En attendant ,et ce qui le rassure, c’est sa soif. Les marins ont toujours soif. Soif de revenir, soif de repartir, d’appareiller, d’accoster, de sous, de saoulerie, de filles, de voir ,de découvrir, de filles, de boire…

Un atout. Le mouvement. Se dit-il. Sans doute aucun. Le mouvement amène la soif. La soif, la vie. c’est ce qu’il pense Albert. Il en est et sera toujours ainsi.

Là en l’occurrence c’est la soif du retour qui le meut, qui l’enthousiasme dans le ciboulot. Le retour a toujours été quelque chose d’ambitieux et de paradoxal. Là où se mélangent mille sentiments, mille envies, mille désarrois. Là où le bonheur de revenir se déploie au-dessus de la peur. Dans chaque retour, il y a cette lutte pour que le premier demeure au-delà le second. La vie aura filé 90 jours, 90 nuits pendant son absence. Les gens avec.

Il a beau en avoir l’habitude désormais, toujours Albert entame la descente avec cette masselotte accrochée au cœur. Il ne faut pas le faire chier. Il ne faut pas faire chier le marin d’une manière générale. La tension s’empare de l’ensemble de son corps, n’a plus que trois envies : boire, fumer et baiser.

Le retour est plein d’inconnu toujours. Quel que soit-il.

Il a fini par descendre sur le pont, à la manœuvre. Accostage. Le rafiot file doucement vers son poste. Les badeaux le long de la berge bavent bucoliques. Ces marins dessus. Les aussières se lancent comme des tentacules. Agripper à la terre autant se faire que peut. Il y a toujours quelque chose de rassurant à s’amarrer quelque part pour un marin. D’autant quand c’est la dernière.
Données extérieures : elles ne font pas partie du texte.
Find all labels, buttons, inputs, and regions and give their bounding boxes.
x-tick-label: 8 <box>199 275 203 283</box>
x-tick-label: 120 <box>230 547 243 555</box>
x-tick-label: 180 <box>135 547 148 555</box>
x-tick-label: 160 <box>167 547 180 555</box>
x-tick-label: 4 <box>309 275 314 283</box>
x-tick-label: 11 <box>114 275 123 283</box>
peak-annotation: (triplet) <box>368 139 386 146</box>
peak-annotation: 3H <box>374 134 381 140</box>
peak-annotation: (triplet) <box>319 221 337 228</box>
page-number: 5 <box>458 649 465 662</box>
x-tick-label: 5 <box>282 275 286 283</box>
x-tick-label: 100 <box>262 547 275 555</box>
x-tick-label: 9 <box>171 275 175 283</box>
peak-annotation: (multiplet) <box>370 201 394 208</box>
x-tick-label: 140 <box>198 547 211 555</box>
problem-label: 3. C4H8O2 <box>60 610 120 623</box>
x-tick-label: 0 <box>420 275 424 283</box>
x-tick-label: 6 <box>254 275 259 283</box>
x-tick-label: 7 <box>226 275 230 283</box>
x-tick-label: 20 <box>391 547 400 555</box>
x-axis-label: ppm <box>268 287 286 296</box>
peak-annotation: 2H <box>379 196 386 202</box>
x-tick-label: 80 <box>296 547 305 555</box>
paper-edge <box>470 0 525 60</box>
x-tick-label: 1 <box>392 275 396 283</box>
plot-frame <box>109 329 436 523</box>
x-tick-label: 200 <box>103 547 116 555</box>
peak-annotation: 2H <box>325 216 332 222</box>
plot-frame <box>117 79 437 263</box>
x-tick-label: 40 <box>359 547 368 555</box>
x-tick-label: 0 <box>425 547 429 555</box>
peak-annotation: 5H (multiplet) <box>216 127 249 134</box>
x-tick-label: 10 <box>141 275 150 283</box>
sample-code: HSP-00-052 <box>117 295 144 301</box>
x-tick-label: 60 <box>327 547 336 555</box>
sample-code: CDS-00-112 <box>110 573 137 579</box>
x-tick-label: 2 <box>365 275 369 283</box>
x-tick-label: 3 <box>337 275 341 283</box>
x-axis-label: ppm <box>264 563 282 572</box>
Une fois tout cela bien fini, il jette dès lors son bleu, ses gants, son foulard de philippin et commence. Va puiser sous sa bannette, son sac. Posé ici depuis. Le redécouvre presque avec saveur, avec délicatesse. Déjà la poussière avait déposé sa fine pellicule du temps dessus. Déjà il avait oublié à quel point son sac était vieux, avait vu tant d’aéroports, tant d’années. Comme lui. Un peu. Ce n’est pas tant le plaisir de faire une valise que l’idée de la faire qui rend les gens heureux. Ce qui se cache derrière et dedans, tout fait. La possibilité d’une liberté conditionnelle. La perspective d’une prison qui reviendra bientôt. Les petits gris-gris qu’il apporte au fur et à mesure de ses départs remis dans la valise. Un recueil de Paul Eluard, le voyage de Céline, une petite pierre chaude. Les petits riens qui rassurent. De façon très globale, le marin a besoin d’être rassuré toujours. Ce n’est pas pour rien que tous les navires aujourd’hui se ressemblent. Quoi de plus ressemblant qu’une cabine d’une autre ? Sans compter les habitudes incalculables, le protocole qui rythme le temps perdu. La tasse personnalisée, l’heure du café, de la douche, du réveil. Presque immuable d’autant que les horaires des trains seraient respectés. Il y a tout ça, les rituels donc. La valise demeure un de ces derniers.

Sa relève est là, lui pose des questions, lui y répond succinctement comme déjà plus là. Déjà plus rien à faire, plus rien à y voir. Le peu qui l’intéresse encore sa valise et l’heure du départ. L’heure de boucler tout ça, en finir. Le marin déteste son métier, déteste le monde entier, souhaiterait que chaque jour soit un débarquement, un retour. Souhaiterait que chaque jour soit un départ. Dans le paradoxe entier. Albert s’bouscule là-dedans. Il n ‘a pas tout à fait fini que déjà il a ce petit picotement dans le cœur. Une sorte de nostalgie, d’incertitude face à ce relatif enfermement et cette liberté à venir. C’est tout comme un syndrome de Stockholm, mais en l’occurrence à Oxelösund. Il y a les minutes gravées à attendre rien qui prennent des aspects de recherche du temps perdu. Faire le tour du navire, des marins qui le bordent, les saluer, leurs souhaiter « all the best for you » ou en une autre langue peu importe. Ne pas y croire parfois. Souvent. Bien heureux de les laisser sur leurs merdes flottantes du cerveau. Acrobate sur le planchon, eux restent là-haut le regarde, envieux, jaloux et heureux aussi un peu.Le débarquement d’un rapproche le débarquement de l’autre, se disent-ils. Ils ne sont déjà plus du même monde et pourtant les uns jettent malgré tout leurs bras droits en l’air bien haut par dessus les batayoles.

Les choses rentrent, avancent ensuite. Dans cette course folle du retour. Dans cette course folle jusqu’à ce moment où la porte s’ouvrira, où sa femme sera là, où il sera là, où la vie reprendra, le couple se réapprendra.